Howard sat nervously at the conference table. The room was no more than a drab meeting space immediately behind the courtroom. Twelve chairs barely fit around the table. There was a leather sofa and a cabinet with a mini-refrigerator, microwave, and coffee maker. An old-fashioned clock ticked off the minutes above the microwave.

He realized they didn’t want the jury getting too comfortable. Do your work, make a decision, and go home.

The black woman who’d sat next to him throughout the trial chose a seat next to him again. Every day, she wore a different pants suit; today it was cream-colored, with lace stitching on the collar. She spoke first. ‘Let’s go around the table and introduce ourselves, okay?’

So they did. Some gave just their names. Some talked about what they did for a living. The woman in the pants suit said that her name was Eleanor and that she worked as a secretary in a small accountant’s office and had three children. She had a calmness about her, friendly but direct. Her dark skin was mottled. Her hair was short and neat.

‘We need to pick a foreman,’ a man at the other end of the table announced when they’d finished introductions. Howard tried to remember the man’s name and thought that it was Bruce. He was the only juror in a tie, and he’d made a point of bragging that he managed a downtown hotel.
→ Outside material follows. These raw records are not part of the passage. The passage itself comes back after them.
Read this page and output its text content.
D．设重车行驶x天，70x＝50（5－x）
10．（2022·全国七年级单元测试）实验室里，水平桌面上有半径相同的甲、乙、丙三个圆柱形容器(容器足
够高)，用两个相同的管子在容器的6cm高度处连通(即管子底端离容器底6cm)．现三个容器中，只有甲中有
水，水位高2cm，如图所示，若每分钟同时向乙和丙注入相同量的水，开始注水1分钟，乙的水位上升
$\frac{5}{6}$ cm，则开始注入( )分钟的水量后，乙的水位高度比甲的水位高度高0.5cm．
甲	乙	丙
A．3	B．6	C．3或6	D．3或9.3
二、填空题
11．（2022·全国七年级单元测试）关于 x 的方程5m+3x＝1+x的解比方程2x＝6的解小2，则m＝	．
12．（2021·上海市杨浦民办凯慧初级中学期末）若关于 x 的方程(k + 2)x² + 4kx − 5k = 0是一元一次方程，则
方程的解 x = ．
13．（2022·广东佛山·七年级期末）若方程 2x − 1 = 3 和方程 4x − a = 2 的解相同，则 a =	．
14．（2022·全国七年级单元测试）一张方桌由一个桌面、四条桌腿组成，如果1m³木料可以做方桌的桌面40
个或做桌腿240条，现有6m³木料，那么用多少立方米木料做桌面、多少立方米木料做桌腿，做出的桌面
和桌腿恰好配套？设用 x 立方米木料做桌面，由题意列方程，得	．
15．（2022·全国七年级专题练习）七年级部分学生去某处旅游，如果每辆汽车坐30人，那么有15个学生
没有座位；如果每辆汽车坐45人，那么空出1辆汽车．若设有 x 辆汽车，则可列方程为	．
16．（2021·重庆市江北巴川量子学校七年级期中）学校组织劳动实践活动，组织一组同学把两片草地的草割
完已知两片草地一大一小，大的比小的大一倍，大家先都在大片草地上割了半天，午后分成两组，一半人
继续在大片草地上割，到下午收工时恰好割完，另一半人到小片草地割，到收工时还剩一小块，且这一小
He was in his sixties, with a gray mustache and a comb-over.

Eleanor said, ‘Well, who among us would be willing to be the foreman? Maybe we should start there.’

Bruce raised his hand immediately. Eleanor stared at the man thoughtfully, and then she raised her hand, too. It was just the two of them. No one else volunteered. Eleanor suggested they each talk about how the foreman could help the group, and when they did, Bruce talked about his management experience, and Eleanor simply said she wanted to respect the process and deliver a fair result.

They passed notepaper around the conference table, and when they’d voted, Eleanor was named foreman by a vote of 10 to 2. Bruce didn’t look happy with the outcome.

‘We have four questions to answer,’ Eleanor reminded them as they began their deliberations. ‘I think we can decide three of them easily enough. Can we take a vote as to whether the state proved that Jay Ferris was dead?’

They did. All agreed.

‘And let’s also vote as to whether the death took place in St. Louis County in the state of Minnesota?’